What Is CGI Animation?
Have you ever watched a Pixar film and wondered what it is about CGI animation that makes for some of the best animated movies? Actually, most of the time, CGI is invisible. If it’s done well, you won’t even realize it’s CGI.
If you’re older, you probably remember Scooby-Doo or The Flintstones occupying your Saturday mornings. But the animations of the 1970s and 1980s are nothing like they are today. By the 2000s, cartoons started looking just a bit more real.
What is CGI animation, exactly? And what is it about CGI animation that gives the characters and overall imagery more realism? And how has the technology evolved? In this article, we’ll answer what you want to know.
A Brief History of Animation
Many decades ago, animators were artists who drew pictures by hand. Traditional animation consisted of a whole team of animators who drew and colored images on a “cel”—transparent celluloid sheets on top of a background image to create a multi-layered frame.
As a result, segments of an image could change from frame to frame without redrawing the entire picture. By manipulating the drawings in each layer between frames, animators would create what many adults today remember as the traditional cartoon.
In a well-known use of animation, the original Star Wars trilogy received a digital makeover after all three prequel movies launched.
Many of the (fairly controversial) changes to Star Wars digital versions were done using this approach, but with computers. They created multiple frames of images each second in order to generate the visual effect of animation.
The Digital Precursor to CGI
As computing processing power increased and the complexity of graphics software grew, animations became more complex than traditional artists could compete with. One of the first popular expositions of CGI was in the late 1990s, with the introduction of the GIF.
GIFs package together a series of static images which progress from frame to frame at a set time interval.
In that sense a GIF is similar to a slideshow—just an extremely specific one. The size of a GIF is typically tiny, reflected in their usually low-quality images. This allowed them to gain popularity when internet speeds were limited.
Now, this is all grade school-level compared to the impressive feats of 3D CGI animation technology today. How did we get from 1990s computer animation to the sort of IMAX 3D animated movies you love to watch? The simple answer is processing power.
CGI Technologies Enter the Modern Era
As a result of Moore’s Law, the cost of computing has gone down while the amount of processing power available has increased. This allows animators to harness increasingly higher-powered computers to create their models.
It became possible for animators to place 3D models in three-dimensional space and make them interact with each other. Gone are the layers from the 2D approach, and in their place came increasingly smaller sections of objects. This level of detail allowed for the realistic output of modern CGI animation.

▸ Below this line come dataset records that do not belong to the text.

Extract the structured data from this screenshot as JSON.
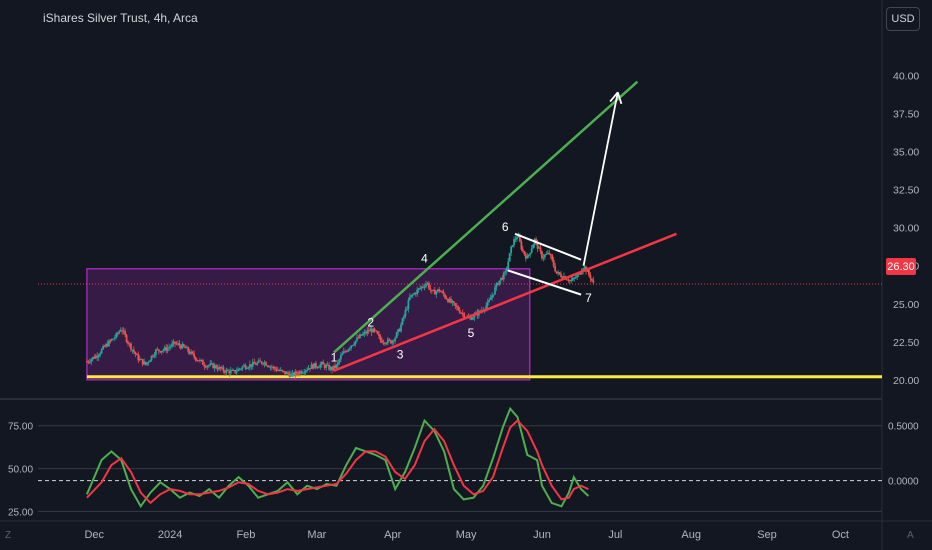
{
  "header": {
    "title": "iShares Silver Trust, 4h, Arca",
    "currency_button": "USD"
  },
  "last_price": "26.30",
  "corner_icons": {
    "left": "Z",
    "right": "A"
  },
  "colors": {
    "background": "#131722",
    "up": "#26a69a",
    "down": "#ef5350",
    "range_box": "#9c27b0",
    "trend_green": "#4caf50",
    "trend_red": "#f23645",
    "support": "#ffeb3b",
    "osc_fast": "#4caf50",
    "osc_slow": "#f23645"
  },
  "chart_data": [
    {
      "type": "candlestick",
      "title": "iShares Silver Trust, 4h, Arca",
      "ylim": [
        19.0,
        43.0
      ],
      "y_ticks": [
        "40.00",
        "37.50",
        "35.00",
        "32.50",
        "30.00",
        "27.50",
        "25.00",
        "22.50",
        "20.00"
      ],
      "x_ticks": [
        "Dec",
        "2024",
        "Feb",
        "Mar",
        "Apr",
        "May",
        "Jun",
        "Jul",
        "Aug",
        "Sep",
        "Oct"
      ],
      "last_price": 26.3,
      "price_path": [
        [
          0,
          21.2
        ],
        [
          4,
          21.6
        ],
        [
          8,
          22.3
        ],
        [
          12,
          22.9
        ],
        [
          14,
          23.4
        ],
        [
          17,
          22.4
        ],
        [
          21,
          21.4
        ],
        [
          24,
          21.0
        ],
        [
          28,
          21.9
        ],
        [
          32,
          22.0
        ],
        [
          36,
          22.4
        ],
        [
          40,
          22.1
        ],
        [
          44,
          21.5
        ],
        [
          48,
          21.0
        ],
        [
          52,
          20.9
        ],
        [
          56,
          20.6
        ],
        [
          60,
          20.5
        ],
        [
          64,
          20.9
        ],
        [
          68,
          21.0
        ],
        [
          72,
          21.2
        ],
        [
          76,
          20.8
        ],
        [
          80,
          20.5
        ],
        [
          84,
          20.3
        ],
        [
          88,
          20.6
        ],
        [
          92,
          20.9
        ],
        [
          96,
          21.0
        ],
        [
          100,
          20.7
        ],
        [
          102,
          20.9
        ],
        [
          104,
          21.6
        ],
        [
          108,
          22.3
        ],
        [
          112,
          22.9
        ],
        [
          116,
          23.3
        ],
        [
          118,
          23.1
        ],
        [
          120,
          22.6
        ],
        [
          124,
          22.5
        ],
        [
          126,
          22.8
        ],
        [
          128,
          23.4
        ],
        [
          130,
          24.4
        ],
        [
          132,
          25.4
        ],
        [
          134,
          25.7
        ],
        [
          136,
          26.0
        ],
        [
          139,
          26.4
        ],
        [
          141,
          25.7
        ],
        [
          144,
          25.9
        ],
        [
          148,
          25.2
        ],
        [
          152,
          24.6
        ],
        [
          156,
          24.0
        ],
        [
          160,
          24.4
        ],
        [
          164,
          25.0
        ],
        [
          168,
          26.4
        ],
        [
          171,
          27.0
        ],
        [
          174,
          29.0
        ],
        [
          176,
          29.5
        ],
        [
          178,
          28.5
        ],
        [
          180,
          28.0
        ],
        [
          183,
          29.2
        ],
        [
          186,
          28.1
        ],
        [
          189,
          28.3
        ],
        [
          192,
          27.0
        ],
        [
          195,
          26.8
        ],
        [
          198,
          26.5
        ],
        [
          201,
          26.9
        ],
        [
          203,
          27.5
        ],
        [
          206,
          26.7
        ],
        [
          207,
          26.3
        ]
      ],
      "annotations": {
        "range_box": {
          "from_day": 0,
          "to_day": 181,
          "low": 20.0,
          "high": 27.3
        },
        "wave_labels": [
          {
            "label": "1",
            "day": 101,
            "price": 21.2
          },
          {
            "label": "2",
            "day": 116,
            "price": 23.5
          },
          {
            "label": "3",
            "day": 128,
            "price": 21.4
          },
          {
            "label": "4",
            "day": 138,
            "price": 27.7
          },
          {
            "label": "5",
            "day": 157,
            "price": 22.8
          },
          {
            "label": "6",
            "day": 171,
            "price": 29.8
          },
          {
            "label": "7",
            "day": 205,
            "price": 25.1
          }
        ],
        "support_level": 20.2,
        "trend_lines": [
          {
            "name": "green",
            "from": [
              101,
              21.8
            ],
            "to": [
              225,
              39.6
            ]
          },
          {
            "name": "red",
            "from": [
              101,
              20.6
            ],
            "to": [
              241,
              29.6
            ]
          }
        ],
        "flag_lines": [
          {
            "from": [
              175,
              29.6
            ],
            "to": [
              202,
              27.9
            ]
          },
          {
            "from": [
              172,
              27.2
            ],
            "to": [
              202,
              25.6
            ]
          }
        ],
        "target_arrow": {
          "from": [
            203,
            27.5
          ],
          "to": [
            217,
            38.9
          ]
        }
      }
    },
    {
      "type": "line",
      "ylim": [
        20,
        90
      ],
      "left_ticks": [
        "75.00",
        "50.00",
        "25.00"
      ],
      "right_ticks": [
        "0.5000",
        "0.0000"
      ],
      "reference_level": 43,
      "series": [
        {
          "color": "fast",
          "values": [
            [
              0,
              35
            ],
            [
              6,
              55
            ],
            [
              10,
              60
            ],
            [
              14,
              55
            ],
            [
              18,
              38
            ],
            [
              22,
              28
            ],
            [
              26,
              36
            ],
            [
              30,
              42
            ],
            [
              34,
              38
            ],
            [
              38,
              33
            ],
            [
              42,
              36
            ],
            [
              46,
              34
            ],
            [
              50,
              38
            ],
            [
              54,
              33
            ],
            [
              58,
              40
            ],
            [
              62,
              45
            ],
            [
              66,
              40
            ],
            [
              70,
              33
            ],
            [
              74,
              35
            ],
            [
              78,
              37
            ],
            [
              82,
              42
            ],
            [
              86,
              35
            ],
            [
              90,
              40
            ],
            [
              94,
              38
            ],
            [
              98,
              41
            ],
            [
              102,
              40
            ],
            [
              106,
              52
            ],
            [
              110,
              62
            ],
            [
              114,
              60
            ],
            [
              118,
              58
            ],
            [
              122,
              55
            ],
            [
              126,
              38
            ],
            [
              130,
              48
            ],
            [
              134,
              62
            ],
            [
              138,
              78
            ],
            [
              142,
              72
            ],
            [
              146,
              60
            ],
            [
              150,
              38
            ],
            [
              154,
              32
            ],
            [
              158,
              33
            ],
            [
              162,
              40
            ],
            [
              166,
              56
            ],
            [
              170,
              74
            ],
            [
              173,
              85
            ],
            [
              176,
              80
            ],
            [
              180,
              58
            ],
            [
              184,
              55
            ],
            [
              186,
              40
            ],
            [
              190,
              30
            ],
            [
              194,
              28
            ],
            [
              197,
              36
            ],
            [
              199,
              45
            ],
            [
              202,
              38
            ],
            [
              205,
              34
            ]
          ]
        },
        {
          "color": "slow",
          "values": [
            [
              0,
              33
            ],
            [
              6,
              42
            ],
            [
              10,
              52
            ],
            [
              14,
              56
            ],
            [
              18,
              48
            ],
            [
              22,
              36
            ],
            [
              26,
              30
            ],
            [
              30,
              35
            ],
            [
              34,
              38
            ],
            [
              38,
              37
            ],
            [
              42,
              35
            ],
            [
              46,
              35
            ],
            [
              50,
              36
            ],
            [
              54,
              37
            ],
            [
              58,
              39
            ],
            [
              62,
              42
            ],
            [
              66,
              41
            ],
            [
              70,
              37
            ],
            [
              74,
              35
            ],
            [
              78,
              36
            ],
            [
              82,
              38
            ],
            [
              86,
              37
            ],
            [
              90,
              38
            ],
            [
              94,
              39
            ],
            [
              98,
              40
            ],
            [
              102,
              41
            ],
            [
              106,
              47
            ],
            [
              110,
              55
            ],
            [
              114,
              60
            ],
            [
              118,
              60
            ],
            [
              122,
              57
            ],
            [
              126,
              48
            ],
            [
              130,
              44
            ],
            [
              134,
              52
            ],
            [
              138,
              66
            ],
            [
              142,
              73
            ],
            [
              146,
              66
            ],
            [
              150,
              52
            ],
            [
              154,
              40
            ],
            [
              158,
              35
            ],
            [
              162,
              37
            ],
            [
              166,
              45
            ],
            [
              170,
              62
            ],
            [
              173,
              74
            ],
            [
              176,
              78
            ],
            [
              180,
              72
            ],
            [
              184,
              60
            ],
            [
              186,
              52
            ],
            [
              190,
              40
            ],
            [
              194,
              32
            ],
            [
              197,
              33
            ],
            [
              199,
              38
            ],
            [
              202,
              40
            ],
            [
              205,
              38
            ]
          ]
        }
      ]
    }
  ]
}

One of the most notable uses of CGI in the 1990s was in James Cameron’s Terminator 2: Judgement Day. The Terminator T-1000 robots were given a liquid metal form that allowed them to morph into anything they touched.
Alongside this, a small film production studio was gearing up to change the way people make animated films. Headed by the former Disney animator John Lasseter, Pixar created some of the first realistic CGI animations with Toy Story in 1995.

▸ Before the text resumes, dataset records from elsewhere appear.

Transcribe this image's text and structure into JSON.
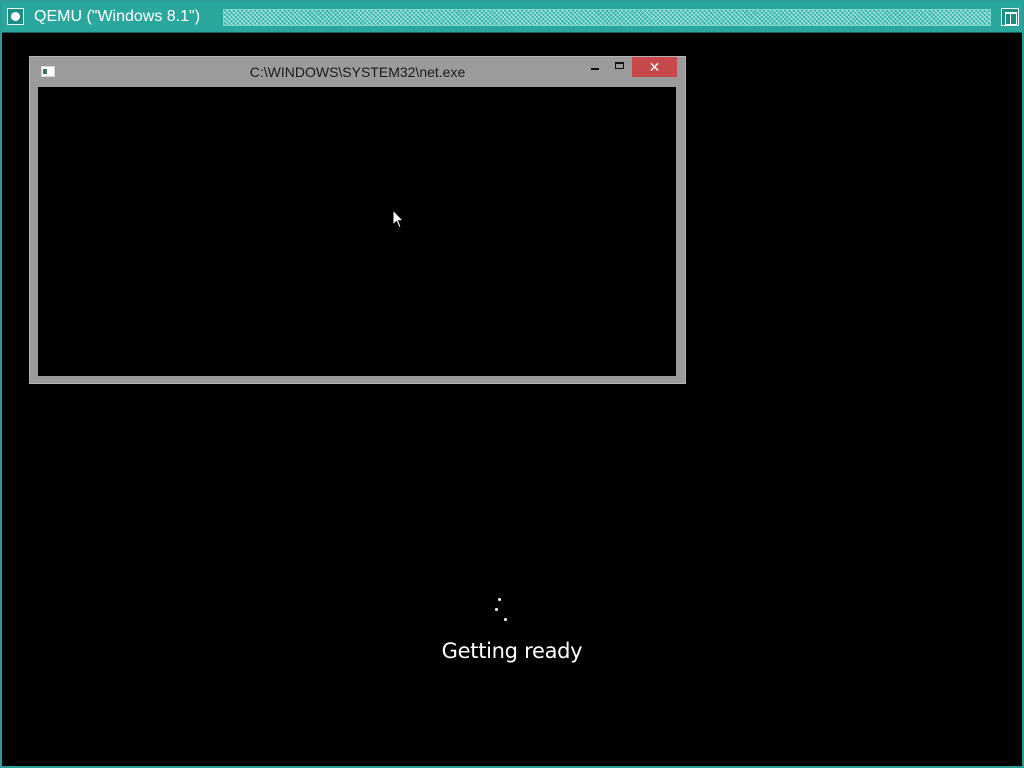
{
  "qemu": {
    "title": "QEMU (\"Windows 8.1\")",
    "icons": {
      "menu": "qemu-system-menu-icon",
      "maximize": "qemu-maximize-icon"
    },
    "colors": {
      "frame": "#2aa79c"
    }
  },
  "console_window": {
    "title": "C:\\WINDOWS\\SYSTEM32\\net.exe",
    "icons": {
      "app": "console-app-icon",
      "minimize": "minimize-icon",
      "maximize": "maximize-icon",
      "close": "close-icon"
    },
    "close_glyph": "✕",
    "colors": {
      "frame": "#9b9b9b",
      "close": "#c7494b"
    }
  },
  "screen": {
    "status_text": "Getting ready",
    "spinner_icon": "loading-spinner-icon",
    "cursor_icon": "mouse-cursor-icon"
  }
}
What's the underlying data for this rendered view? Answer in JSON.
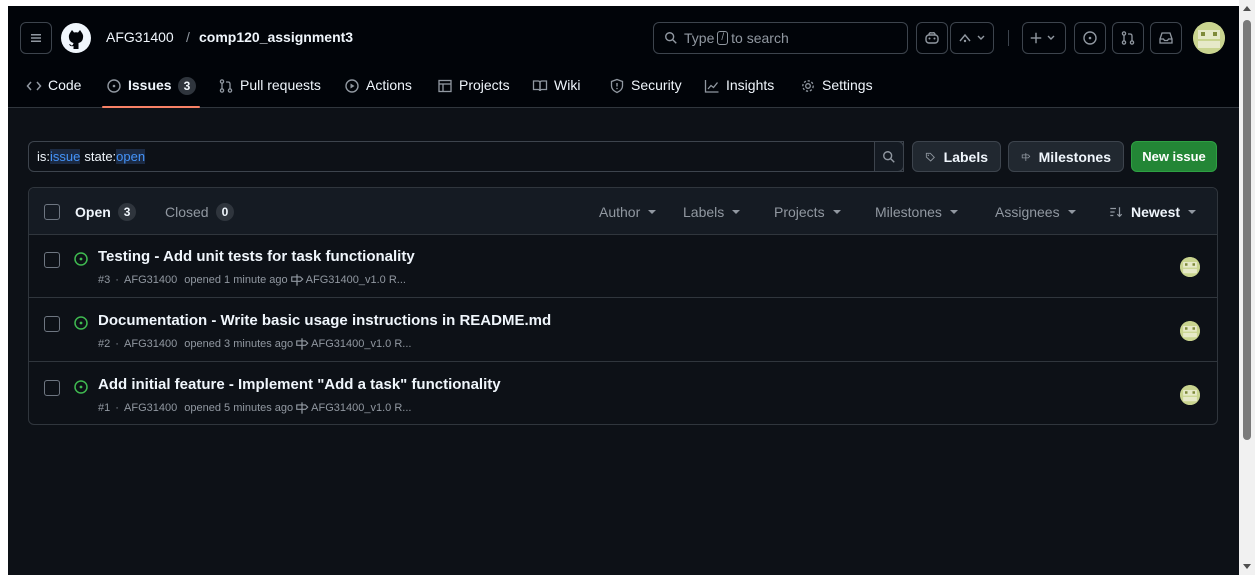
{
  "header": {
    "owner": "AFG31400",
    "separator": "/",
    "repo": "comp120_assignment3",
    "search": {
      "prefix": "Type",
      "key": "/",
      "suffix": "to search"
    }
  },
  "tabs": [
    {
      "label": "Code",
      "icon": "code-icon"
    },
    {
      "label": "Issues",
      "icon": "issue-opened-icon",
      "count": "3",
      "active": true
    },
    {
      "label": "Pull requests",
      "icon": "pull-request-icon"
    },
    {
      "label": "Actions",
      "icon": "play-icon"
    },
    {
      "label": "Projects",
      "icon": "table-icon"
    },
    {
      "label": "Wiki",
      "icon": "book-icon"
    },
    {
      "label": "Security",
      "icon": "shield-icon"
    },
    {
      "label": "Insights",
      "icon": "graph-icon"
    },
    {
      "label": "Settings",
      "icon": "gear-icon"
    }
  ],
  "filter": {
    "token1_key": "is:",
    "token1_value": "issue",
    "token2_key": "state:",
    "token2_value": "open",
    "labels_button": "Labels",
    "milestones_button": "Milestones",
    "new_issue_button": "New issue"
  },
  "list": {
    "open_label": "Open",
    "open_count": "3",
    "closed_label": "Closed",
    "closed_count": "0",
    "menus": [
      "Author",
      "Labels",
      "Projects",
      "Milestones",
      "Assignees"
    ],
    "sort_label": "Newest"
  },
  "issues": [
    {
      "title": "Testing - Add unit tests for task functionality",
      "number": "#3",
      "author": "AFG31400",
      "opened": "opened 1 minute ago",
      "milestone": "AFG31400_v1.0 R..."
    },
    {
      "title": "Documentation - Write basic usage instructions in README.md",
      "number": "#2",
      "author": "AFG31400",
      "opened": "opened 3 minutes ago",
      "milestone": "AFG31400_v1.0 R..."
    },
    {
      "title": "Add initial feature - Implement \"Add a task\" functionality",
      "number": "#1",
      "author": "AFG31400",
      "opened": "opened 5 minutes ago",
      "milestone": "AFG31400_v1.0 R..."
    }
  ],
  "colors": {
    "background": "#0d1117",
    "accent_tab": "#f78166",
    "new_issue_green": "#238636",
    "open_icon_green": "#3fb950",
    "link_blue": "#4493f8"
  }
}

The success of the film and Pixar’s magic animation paved the way for Steve Jobs, who was an investor in the company, to return to Apple and eventually create the iPod.
CGI Becomes Affordable and Goes DIY
The more affordable cost of computing was one of the most profound parts of the technological revolution. This lower cost means that it’s now possible for anyone with a computer and some time to create their own music, writing, and digital animations.

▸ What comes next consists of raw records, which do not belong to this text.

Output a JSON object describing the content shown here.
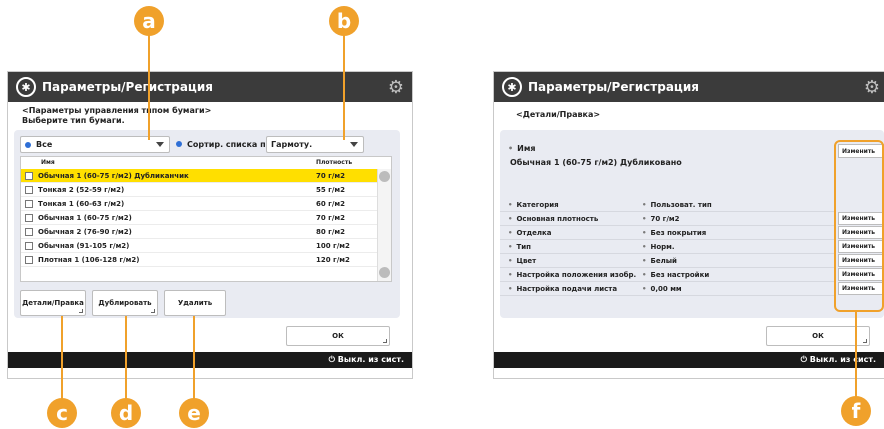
{
  "callouts": {
    "a": "a",
    "b": "b",
    "c": "c",
    "d": "d",
    "e": "e",
    "f": "f"
  },
  "left": {
    "title": "Параметры/Регистрация",
    "breadcrumb": "<Параметры управления типом бумаги>",
    "instruction": "Выберите тип бумаги.",
    "filter_value": "Все",
    "sort_label": "Сортир. списка по",
    "sort_value": "Гармоту.",
    "list_header_name": "Имя",
    "list_header_weight": "Плотность",
    "rows": [
      {
        "name": "Обычная 1 (60-75 г/м2) Дубликанчик",
        "weight": "70 г/м2",
        "selected": true
      },
      {
        "name": "Тонкая 2 (52-59 г/м2)",
        "weight": "55 г/м2",
        "selected": false
      },
      {
        "name": "Тонкая 1 (60-63 г/м2)",
        "weight": "60 г/м2",
        "selected": false
      },
      {
        "name": "Обычная 1 (60-75 г/м2)",
        "weight": "70 г/м2",
        "selected": false
      },
      {
        "name": "Обычная 2 (76-90 г/м2)",
        "weight": "80 г/м2",
        "selected": false
      },
      {
        "name": "Обычная (91-105 г/м2)",
        "weight": "100 г/м2",
        "selected": false
      },
      {
        "name": "Плотная 1 (106-128 г/м2)",
        "weight": "120 г/м2",
        "selected": false
      }
    ],
    "btn_details": "Детали/Правка",
    "btn_duplicate": "Дублировать",
    "btn_delete": "Удалить",
    "btn_ok": "ОК",
    "footer": "Выкл. из сист."
  },
  "right": {
    "title": "Параметры/Регистрация",
    "breadcrumb": "<Детали/Правка>",
    "name_label": "Имя",
    "name_value": "Обычная 1 (60-75 г/м2) Дубликовано",
    "rows": [
      {
        "key": "Категория",
        "value": "Пользоват. тип",
        "has_edit": false
      },
      {
        "key": "Основная плотность",
        "value": "70 г/м2",
        "has_edit": true
      },
      {
        "key": "Отделка",
        "value": "Без покрытия",
        "has_edit": true
      },
      {
        "key": "Тип",
        "value": "Норм.",
        "has_edit": true
      },
      {
        "key": "Цвет",
        "value": "Белый",
        "has_edit": true
      },
      {
        "key": "Настройка положения изобр.",
        "value": "Без настройки",
        "has_edit": true
      },
      {
        "key": "Настройка подачи листа",
        "value": "0,00 мм",
        "has_edit": true
      }
    ],
    "edit_label": "Изменить",
    "btn_ok": "ОК",
    "footer": "Выкл. из сист."
  }
}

One of the first pieces of CGI software to enter the mainstream was Autodesk’s AutoCAD in 1982. Back then, it wasn’t feasible to run AutoCAD yourself at home.
However, now with its Maya CGI software, you can use the company’s 35 years of experience to create your own digital animations. It’s far from the only option though; the free and open-source Blender provides another option.
Video platforms like YouTube and Vimeo have allowed creators to easily upload and share their work. You can find short professional-grade CGI-based films made entirely with free software. Using a combination of tools like Blender, GIMP, Inkscape, Source Film Maker, and similar, it’s possible to create works of art and video which would have been unimaginable 30 years ago.
CGI: A Revolution Colored by Nostalgia
3D CGI animation has evolved from basic cartoon animation into simulated, highly realistic worlds. By combining physics with art, CGI slices up the world into the smallest segments possible and creates models of how those tiny real-world parts move in a stunningly realistic animated world.
Some lament the decline in traditional animation, and some even feel that CGI is doing more harm to movies than good, but success is hard to argue with. Early CGI releases like Toy Story were such a success that the takeover was all but certain.
Traditional animation will always have its place, with classic cartoons held in reverence. Netflix has plenty of classic-styled cartoons aimed at adults if you’re looking to recapture the art form.